This paper provides a comprehensive overview of Parkinson's disease, the second most prevalent neurological disorder worldwide. It examines the neurological basis of the disease, including the degeneration of dopamine-producing nerve cells in the substantia nigra and the resulting motor and cognitive symptoms. The paper discusses both sporadic and hereditary forms of the disease, detailing autosomal dominant and autosomal recessive inheritance patterns involving genes such as LRRK2, SNCA, PARK2, PARK7, and PINK1. It also covers diagnostic approaches, current treatment options including medication, physical therapy, and deep brain stimulation, and addresses the ethical controversy surrounding stem cell transplantation as a potential cure.
Parkinson's disease is a neurological disorder that has become the subject of much research in recent years. This disease affects more than four million individuals around the world, making it the second most prevalent neurological disorder (National Institute of Health, 2013). The United States alone records about 60,000 new diagnoses every year. Parkinson's disease can affect an individual of any age; however, the form most familiar to the general public is late-onset Parkinson's disease, which encompasses those older than 55 years. Young-onset, or early-onset, Parkinson's disease affects individuals before the age of 50, while juvenile-onset Parkinson's disease affects those under the age of 20 (NHGRI, 2011). Regardless of the age at which the disease first appears, its devastating effects are the same.
The symptoms of this disorder create great disruption in the affected individual's life. Parkinson's disease causes the degeneration of nerve cells directly connected to a region in the mesencephalon, or midbrain. The specific area, called the substantia nigra, is responsible for coordinating and controlling an individual's balance and movement (National Institute of Health, 2013). This accounts for the shaking or trembling most commonly associated with the disease. The function of these nerve cells depends on the ability of the neurotransmitter dopamine to cross the synaptic cleft of neurons. As these nerve cells begin to degenerate, the signals that dopamine is supposed to transmit to other nerve cells either fail to reach their target or are drastically slowed (National Institute of Health, 2013). This typically occurs while the body is at rest, and the shaking can affect the muscles of the limbs — including the legs, feet, arms, and hands — as well as the face (Talan, 2012). Symptoms appear early in the disease and worsen progressively until nearly all functionality is diminished. The defining characteristic of these symptoms is the individual's inability to control the jerky, trembling motions.
Although Parkinson's disease is most recognized for causing tremors, there are numerous less widely known symptoms. Because dopamine plays a critical role in nerve cell innervation, stiffness and rigidity can develop, along with bradykinesia, or abnormally slow movement. As nerve fibers continue to deteriorate, signals to the parts of the brain that control movement are drastically slowed, to the point where akinesia — the complete inability to move — may also develop (National Institute of Health, 2013). Proper posture, balance, and coordination are diminished as the disease progresses.
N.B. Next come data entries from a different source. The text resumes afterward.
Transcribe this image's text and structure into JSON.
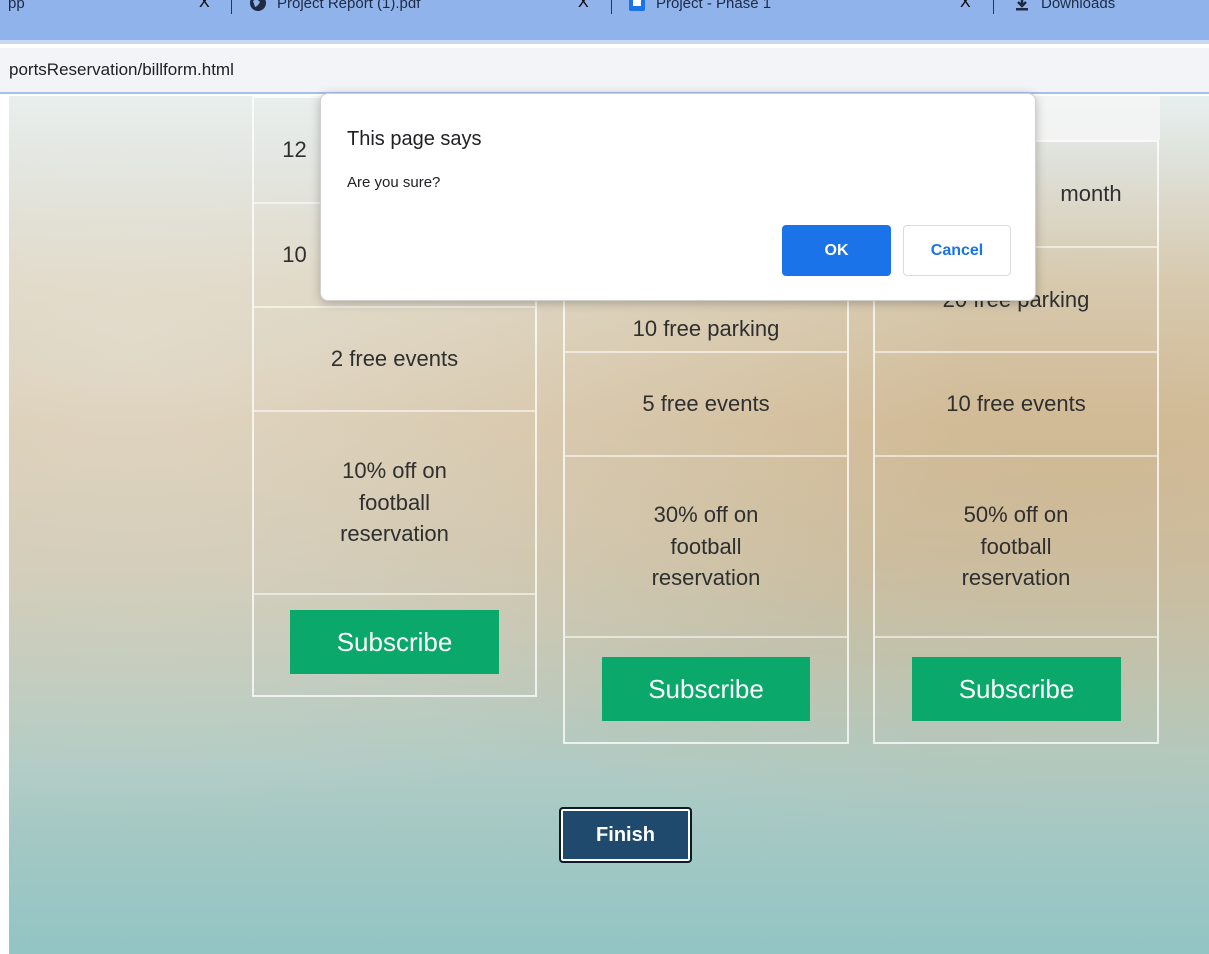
{
  "browser": {
    "tabs": [
      {
        "title": "pp",
        "icon": "app-favicon-icon"
      },
      {
        "title": "Project Report (1).pdf",
        "icon": "globe-icon"
      },
      {
        "title": "Project - Phase 1",
        "icon": "google-slides-icon"
      },
      {
        "title": "Downloads",
        "icon": "download-icon"
      }
    ],
    "tab_close_glyph": "X",
    "address": "portsReservation/billform.html"
  },
  "plans": [
    {
      "rows": [
        "12",
        "10",
        "2 free events",
        "10% off on football reservation"
      ],
      "subscribe_label": "Subscribe"
    },
    {
      "rows": [
        "10 free parking",
        "5 free events",
        "30% off on football reservation"
      ],
      "subscribe_label": "Subscribe"
    },
    {
      "rows": [
        "month",
        "20 free parking",
        "10 free events",
        "50% off on football reservation"
      ],
      "subscribe_label": "Subscribe"
    }
  ],
  "finish_label": "Finish",
  "dialog": {
    "title": "This page says",
    "message": "Are you sure?",
    "ok_label": "OK",
    "cancel_label": "Cancel"
  },
  "colors": {
    "subscribe_green": "#0aa86a",
    "finish_navy": "#1f4a6e",
    "dialog_accent": "#1a73e8",
    "tabbar": "#8fb3ea"
  }
}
Because Parkinson's disease directly affects the brain, psychiatric and cognitive abilities are also greatly reduced. Many affected individuals develop depression and dementia, and may experience hallucinations. These conditions all contribute to deteriorating memory and impaired judgment.
The symptoms of Parkinson's disease are devastating for those afflicted, and depending on the age of onset, the effects can be particularly severe. Parkinson's disease is considered "sporadic" when it occurs in an individual with no family history of the disease, suggesting that environmental factors may be responsible for its onset (NHGRI, 2011). However, the most common characteristic of Parkinson's disease is its tendency to appear repeatedly within families, suggesting a significant genetic component. The mode of inheritance depends on which chromosomal genes are involved. It can be either autosomal recessive or autosomal dominant (NHGRI, 2011). In the autosomal recessive pattern, an affected individual must inherit two mutated recessive alleles — one from each parent — in order to develop the disease. In the autosomal dominant pattern, inheriting just one mutated allele is sufficient to cause the disease.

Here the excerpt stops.